# a cause for concern



## Donavin (Mar 27, 2004)

as some of you may or may not have heard, the fast and the furious 3 is in talks about being made. ive heard and read that its going to be based in toyko and all about drifting. this could cause problems for us real life people who enjoy and partake of the sport. as alot of you who live in the US know, the impressionablity of youth today. prices are sure to be on the rise for parts and the actual cars. im not sure about the rest of you but i get my drifting time in at descrete locations because there is no track or such around where i live. why do i bring this up, because police also watch movies and im sure they will catch on as well. i know i rely on the "fast and the obvious" bug, ie my car doesnt look like it could do anything becuase i dont like to draw attention. but with such attention drawn to our cars from the movie, we are likely to get alot more problems "just because" of what we drive. i could be wrong and i hope i am, but if im not just watch out for yourselves.


----------



## ronaldo (Feb 23, 2004)

where did you find such info


----------



## kaptainkrollio (Jul 29, 2003)

3fast 3furious?

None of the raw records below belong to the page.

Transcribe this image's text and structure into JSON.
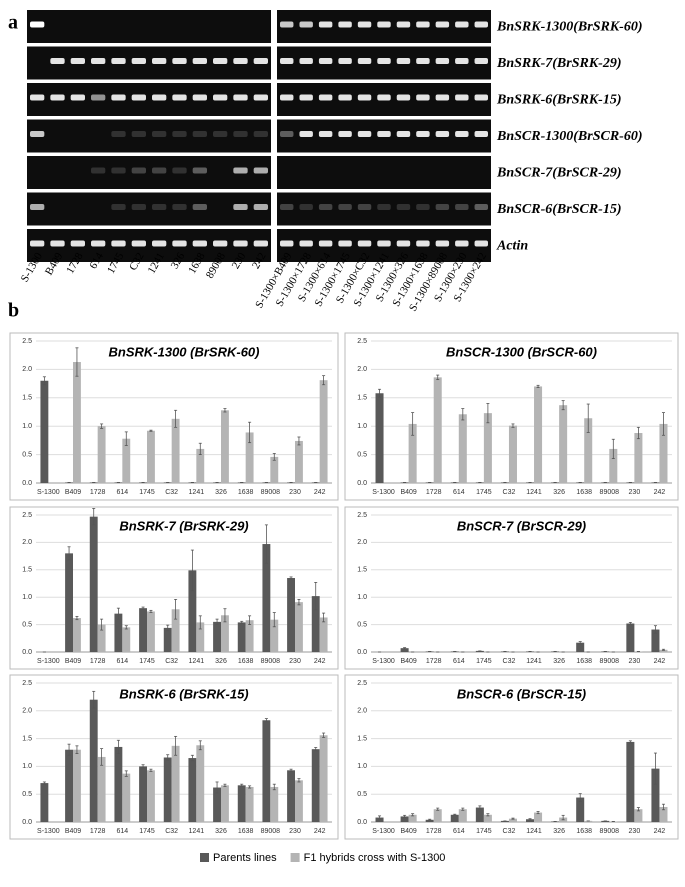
{
  "panel_a": {
    "label": "a",
    "gene_labels": [
      "BnSRK-1300(BrSRK-60)",
      "BnSRK-7(BrSRK-29)",
      "BnSRK-6(BrSRK-15)",
      "BnSCR-1300(BrSCR-60)",
      "BnSCR-7(BrSCR-29)",
      "BnSCR-6(BrSCR-15)",
      "Actin"
    ],
    "lanes_left": [
      "S-1300",
      "B409",
      "1728",
      "614",
      "1745",
      "C32",
      "1241",
      "326",
      "1638",
      "89008",
      "230",
      "242"
    ],
    "lanes_right": [
      "S-1300×B409",
      "S-1300×1728",
      "S-1300×614",
      "S-1300×1745",
      "S-1300×C32",
      "S-1300×1241",
      "S-1300×326",
      "S-1300×1638",
      "S-1300×89008",
      "S-1300×230",
      "S-1300×242"
    ]
  },
  "panel_b_label": "b",
  "legend": [
    {
      "name": "Parents lines",
      "color": "#595959"
    },
    {
      "name": "F1 hybrids cross with S-1300",
      "color": "#b4b4b4"
    }
  ],
  "chart_data": [
    {
      "type": "bar",
      "title": "BnSRK-1300 (BrSRK-60)",
      "categories": [
        "S-1300",
        "B409",
        "1728",
        "614",
        "1745",
        "C32",
        "1241",
        "326",
        "1638",
        "89008",
        "230",
        "242"
      ],
      "ylim": [
        0,
        2.5
      ],
      "yticks": [
        {
          "value": 0,
          "label": "0.0"
        },
        0.5,
        {
          "value": 1,
          "label": "1.0"
        },
        1.5,
        {
          "value": 2,
          "label": "2.0"
        },
        2.5
      ],
      "grid": true,
      "series": [
        {
          "values": [
            1.8,
            0.01,
            0.01,
            0.01,
            0.01,
            0.01,
            0.01,
            0.01,
            0.01,
            0.01,
            0.01,
            0.01
          ],
          "errors": [
            0.07,
            0,
            0,
            0,
            0,
            0,
            0,
            0,
            0,
            0,
            0,
            0
          ]
        },
        {
          "values": [
            null,
            2.13,
            1.0,
            0.78,
            0.92,
            1.13,
            0.6,
            1.28,
            0.89,
            0.46,
            0.74,
            1.81
          ],
          "errors": [
            null,
            0.25,
            0.04,
            0.12,
            0.01,
            0.15,
            0.1,
            0.03,
            0.18,
            0.06,
            0.07,
            0.08
          ]
        }
      ]
    },
    {
      "type": "bar",
      "title": "BnSCR-1300 (BrSCR-60)",
      "categories": [
        "S-1300",
        "B409",
        "1728",
        "614",
        "1745",
        "C32",
        "1241",
        "326",
        "1638",
        "89008",
        "230",
        "242"
      ],
      "ylim": [
        0,
        2.5
      ],
      "yticks": [
        {
          "value": 0,
          "label": "0.0"
        },
        0.5,
        {
          "value": 1,
          "label": "1.0"
        },
        1.5,
        {
          "value": 2,
          "label": "2.0"
        },
        2.5
      ],
      "grid": true,
      "series": [
        {
          "values": [
            1.58,
            0.01,
            0.01,
            0.01,
            0.01,
            0.01,
            0.01,
            0.01,
            0.01,
            0.01,
            0.01,
            0.01
          ],
          "errors": [
            0.07,
            0,
            0,
            0,
            0,
            0,
            0,
            0,
            0,
            0,
            0,
            0
          ]
        },
        {
          "values": [
            null,
            1.04,
            1.86,
            1.21,
            1.23,
            1.01,
            1.7,
            1.37,
            1.14,
            0.6,
            0.88,
            1.04
          ],
          "errors": [
            null,
            0.2,
            0.04,
            0.1,
            0.17,
            0.03,
            0.02,
            0.08,
            0.25,
            0.17,
            0.1,
            0.2
          ]
        }
      ]
    },
    {
      "type": "bar",
      "title": "BnSRK-7 (BrSRK-29)",
      "categories": [
        "S-1300",
        "B409",
        "1728",
        "614",
        "1745",
        "C32",
        "1241",
        "326",
        "1638",
        "89008",
        "230",
        "242"
      ],
      "ylim": [
        0,
        2.5
      ],
      "yticks": [
        {
          "value": 0,
          "label": "0.0"
        },
        0.5,
        {
          "value": 1,
          "label": "1.0"
        },
        1.5,
        {
          "value": 2,
          "label": "2.0"
        },
        2.5
      ],
      "grid": true,
      "series": [
        {
          "values": [
            0,
            1.8,
            2.47,
            0.7,
            0.8,
            0.44,
            1.49,
            0.55,
            0.54,
            1.97,
            1.35,
            1.02
          ],
          "errors": [
            0,
            0.12,
            0.15,
            0.1,
            0.02,
            0.05,
            0.37,
            0.05,
            0.02,
            0.35,
            0.02,
            0.25
          ]
        },
        {
          "values": [
            null,
            0.62,
            0.5,
            0.45,
            0.74,
            0.78,
            0.54,
            0.67,
            0.58,
            0.59,
            0.91,
            0.63
          ],
          "errors": [
            null,
            0.03,
            0.1,
            0.03,
            0.02,
            0.18,
            0.12,
            0.12,
            0.08,
            0.13,
            0.05,
            0.08
          ]
        }
      ]
    },
    {
      "type": "bar",
      "title": "BnSCR-7 (BrSCR-29)",
      "categories": [
        "S-1300",
        "B409",
        "1728",
        "614",
        "1745",
        "C32",
        "1241",
        "326",
        "1638",
        "89008",
        "230",
        "242"
      ],
      "ylim": [
        0,
        2.5
      ],
      "yticks": [
        {
          "value": 0,
          "label": "0.0"
        },
        0.5,
        {
          "value": 1,
          "label": "1.0"
        },
        1.5,
        {
          "value": 2,
          "label": "2.0"
        },
        2.5
      ],
      "grid": true,
      "series": [
        {
          "values": [
            0,
            0.07,
            0.01,
            0.01,
            0.02,
            0.01,
            0.01,
            0.01,
            0.17,
            0.01,
            0.52,
            0.41
          ],
          "errors": [
            0,
            0.01,
            0,
            0,
            0,
            0,
            0,
            0,
            0.02,
            0,
            0.02,
            0.07
          ]
        },
        {
          "values": [
            null,
            0,
            0,
            0,
            0,
            0,
            0,
            0,
            0,
            0,
            0.01,
            0.04
          ],
          "errors": [
            null,
            0,
            0,
            0,
            0,
            0,
            0,
            0,
            0,
            0,
            0,
            0.01
          ]
        }
      ]
    },
    {
      "type": "bar",
      "title": "BnSRK-6 (BrSRK-15)",
      "categories": [
        "S-1300",
        "B409",
        "1728",
        "614",
        "1745",
        "C32",
        "1241",
        "326",
        "1638",
        "89008",
        "230",
        "242"
      ],
      "ylim": [
        0,
        2.5
      ],
      "yticks": [
        {
          "value": 0,
          "label": "0.0"
        },
        0.5,
        {
          "value": 1,
          "label": "1.0"
        },
        1.5,
        {
          "value": 2,
          "label": "2.0"
        },
        2.5
      ],
      "grid": true,
      "series": [
        {
          "values": [
            0.7,
            1.3,
            2.2,
            1.35,
            1.0,
            1.16,
            1.15,
            0.62,
            0.66,
            1.83,
            0.93,
            1.31
          ],
          "errors": [
            0.02,
            0.1,
            0.15,
            0.12,
            0.03,
            0.05,
            0.05,
            0.1,
            0.02,
            0.03,
            0.02,
            0.03
          ]
        },
        {
          "values": [
            null,
            1.3,
            1.17,
            0.87,
            0.93,
            1.37,
            1.38,
            0.66,
            0.63,
            0.63,
            0.75,
            1.56
          ],
          "errors": [
            null,
            0.07,
            0.15,
            0.05,
            0.02,
            0.17,
            0.08,
            0.02,
            0.02,
            0.05,
            0.03,
            0.04
          ]
        }
      ]
    },
    {
      "type": "bar",
      "title": "BnSCR-6 (BrSCR-15)",
      "categories": [
        "S-1300",
        "B409",
        "1728",
        "614",
        "1745",
        "C32",
        "1241",
        "326",
        "1638",
        "89008",
        "230",
        "242"
      ],
      "ylim": [
        0,
        2.5
      ],
      "yticks": [
        {
          "value": 0,
          "label": "0.0"
        },
        0.5,
        {
          "value": 1,
          "label": "1.0"
        },
        1.5,
        {
          "value": 2,
          "label": "2.0"
        },
        2.5
      ],
      "grid": true,
      "series": [
        {
          "values": [
            0.08,
            0.1,
            0.04,
            0.13,
            0.26,
            0.02,
            0.05,
            0.01,
            0.44,
            0.02,
            1.44,
            0.96
          ],
          "errors": [
            0.03,
            0.02,
            0.01,
            0.01,
            0.03,
            0,
            0.01,
            0,
            0.07,
            0,
            0.02,
            0.28
          ]
        },
        {
          "values": [
            null,
            0.13,
            0.23,
            0.23,
            0.13,
            0.06,
            0.17,
            0.08,
            0.02,
            0.01,
            0.23,
            0.27
          ],
          "errors": [
            null,
            0.02,
            0.02,
            0.02,
            0.02,
            0.01,
            0.02,
            0.04,
            0,
            0,
            0.03,
            0.05
          ]
        }
      ]
    }
  ]
}
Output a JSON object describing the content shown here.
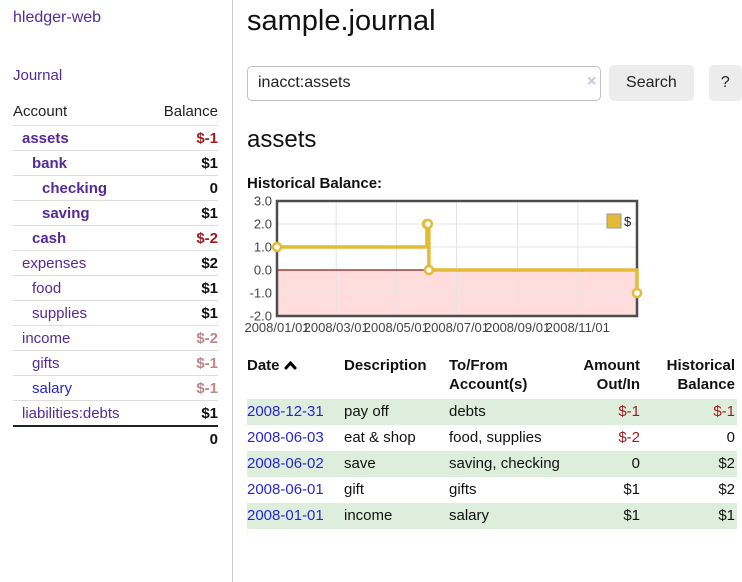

I hope its is about drifting cuz then i'll buy another 240 before the movie, and sell it at a way jacked up price


----------



## Loki (Jan 12, 2004)

we will see the AE86 there for sure , and the Silvias no doubt.


----------



## vsp3c (May 15, 2003)

this has been discussed before.. just as the "ricer" phase, the "drift" phase will die out sooner or later.. 3fast3furious or what not will get the idea of "drifting" out to the public and the number of dricers will increase incredibly. i don't worry about much.. i'm only 15. by the time i have enough money/time to work on my car, drift phase will be long gone


----------



## drift240sxdragqueen (Oct 23, 2002)

rice phase will never die as long as they keep making movies...the same with drift. ie Intial D.


----------



## TuFoteeSX (May 16, 2004)

close this pathetic thread. 
i never seen part 2, i doubt ill see part 3. only parts ive seen for part 2 is when the previews came on. if it's based in japan, they better represent wangan, wehre the big boys be having each other for breakfast, lunch and dinner. i dont think there's dessert unless a honda shitvic or a stupid eshits comes along and tries to get a piece, hahahaha.


----------



## ronaldo (Feb 23, 2004)

I never saw the second, but i might watch the third just to see them use there noossss while drifting. ahahahah, no way in hell will i pay money to see it though

the world is falling apart


----------



## x0dyssey (Mar 26, 2004)

ronaldo said:


> I never saw the second, but i might watch the third just to see them use there noossss while drifting. ahahahah, no way in hell will i pay money to see it though
> 
> the world is falling apart



LMFAO


----------



## 93blackSER (Feb 1, 2003)

the saddest part about this thread is that it might come, and it might not, and yet you all bitch about it like it's going to do some good. no one knows if it will happen, or if it will happen like you say it's going to. and even if it does happen, no one knows what the outcome will be in any way. if you havent noticed, cops also read. yeah, that's right, cops can read. they have most likely read all of the stories about D1 and people trying to drift and people street racing and all that bullshit. it happens, get over it. you cant stop it. end of story.


----------



## Joel (Jun 11, 2003)

Drifting is expensive. There are less people doing it than you'd like to believe.


----------



## drift240sxdragqueen (Oct 23, 2002)

TuFoteeSX said:


> close this pathetic thread.
> i never seen part 2, i doubt ill see part 3. only parts ive seen for part 2 is when the previews came on. if it's based in japan, they better represent wangan, wehre the big boys be having each other for breakfast, lunch and dinner. i dont think there's dessert unless a honda shitvic or a stupid eshits comes along and tries to get a piece, hahahaha.


 yet everyone in wagan pays the price to a corvette...


----------